Our patient presented not only with bilateral NAION but also with serous macular detachment in the OD that has been previously reported [15] due to the vasodilator action of Sildenafil that causes an idiosyncratic engorgement of the choroidal vasculature leading to leakage across the retinal pigment epithelium and accumulation of subretinal fluid.

This is the second reported case of bilateral simultaneous NAION in a Sildenafil consumer. Differently from the case described by Moschos and Margetis [7], our case is characterized by the sporadic use of Sildenafil, the occurrence of the neuropathy early after Sildenafil ingestion, and the association with diabetes which is a recognized risk factor for vascular accidents.
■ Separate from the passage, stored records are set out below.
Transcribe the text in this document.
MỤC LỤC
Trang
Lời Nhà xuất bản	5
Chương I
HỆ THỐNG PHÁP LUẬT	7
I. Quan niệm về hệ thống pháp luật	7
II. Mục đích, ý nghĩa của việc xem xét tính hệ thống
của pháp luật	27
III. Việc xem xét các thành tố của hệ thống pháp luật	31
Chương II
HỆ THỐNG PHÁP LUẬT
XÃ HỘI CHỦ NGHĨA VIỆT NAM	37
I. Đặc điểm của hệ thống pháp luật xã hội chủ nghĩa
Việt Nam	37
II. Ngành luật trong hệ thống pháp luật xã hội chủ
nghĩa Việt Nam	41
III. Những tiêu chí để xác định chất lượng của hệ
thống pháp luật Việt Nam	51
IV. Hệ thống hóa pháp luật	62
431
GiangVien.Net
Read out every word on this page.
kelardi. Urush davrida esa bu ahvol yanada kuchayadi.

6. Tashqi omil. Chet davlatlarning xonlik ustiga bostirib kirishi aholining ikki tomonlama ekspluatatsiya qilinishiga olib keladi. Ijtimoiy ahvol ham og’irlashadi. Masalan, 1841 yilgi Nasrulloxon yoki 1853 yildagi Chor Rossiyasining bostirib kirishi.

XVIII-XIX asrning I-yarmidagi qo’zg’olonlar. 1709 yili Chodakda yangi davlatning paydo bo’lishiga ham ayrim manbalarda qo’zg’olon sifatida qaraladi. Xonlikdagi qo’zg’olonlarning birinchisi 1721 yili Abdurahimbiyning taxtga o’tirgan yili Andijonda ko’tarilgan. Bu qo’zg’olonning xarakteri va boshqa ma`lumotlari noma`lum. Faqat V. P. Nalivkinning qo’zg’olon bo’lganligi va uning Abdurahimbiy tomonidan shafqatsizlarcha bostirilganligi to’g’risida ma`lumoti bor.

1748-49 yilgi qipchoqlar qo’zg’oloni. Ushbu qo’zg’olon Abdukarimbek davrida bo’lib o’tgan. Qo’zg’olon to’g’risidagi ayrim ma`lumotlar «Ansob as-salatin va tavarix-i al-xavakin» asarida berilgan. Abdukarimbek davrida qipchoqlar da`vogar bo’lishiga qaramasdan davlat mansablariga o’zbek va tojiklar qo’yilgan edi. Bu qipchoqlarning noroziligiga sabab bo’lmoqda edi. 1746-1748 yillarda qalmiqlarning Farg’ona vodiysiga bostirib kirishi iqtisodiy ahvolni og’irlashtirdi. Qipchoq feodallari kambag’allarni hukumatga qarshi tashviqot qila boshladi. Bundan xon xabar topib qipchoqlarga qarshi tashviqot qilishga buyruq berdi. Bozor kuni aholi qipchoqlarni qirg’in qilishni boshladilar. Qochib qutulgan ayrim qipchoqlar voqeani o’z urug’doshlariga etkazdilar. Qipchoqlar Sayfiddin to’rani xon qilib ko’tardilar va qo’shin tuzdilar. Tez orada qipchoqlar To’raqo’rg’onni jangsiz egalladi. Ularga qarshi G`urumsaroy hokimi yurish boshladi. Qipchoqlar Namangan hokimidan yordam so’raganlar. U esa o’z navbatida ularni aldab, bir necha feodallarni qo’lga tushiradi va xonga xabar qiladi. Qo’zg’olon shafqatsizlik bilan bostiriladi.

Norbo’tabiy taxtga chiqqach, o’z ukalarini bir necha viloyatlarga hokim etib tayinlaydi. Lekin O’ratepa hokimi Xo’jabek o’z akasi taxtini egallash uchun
In conclusion we believe that general practitioners and neuroophthalmologists should recommend against the use of PDE inhibitors not only in patients who have already experienced an episode of NAION in one eye, as stated by the European Supplementary Protection Certificate class labelling, or have a small disc-at-risk, but also in patients with predisposing systemic vascular diseases like hypertension or diabetes.

A phase IV observational case-crossover study to assess whether PDE 5 inhibitors increase the chance of triggering the onset of acute NAION is currently ongoing (http://www.clinicaltrials.gov/ct2/show/NCT00759174?term=naion&rank=1), and the results are expected to be available in the near future and will provide useful data on the safety of these compounds and on patients at risk who should avoid their use.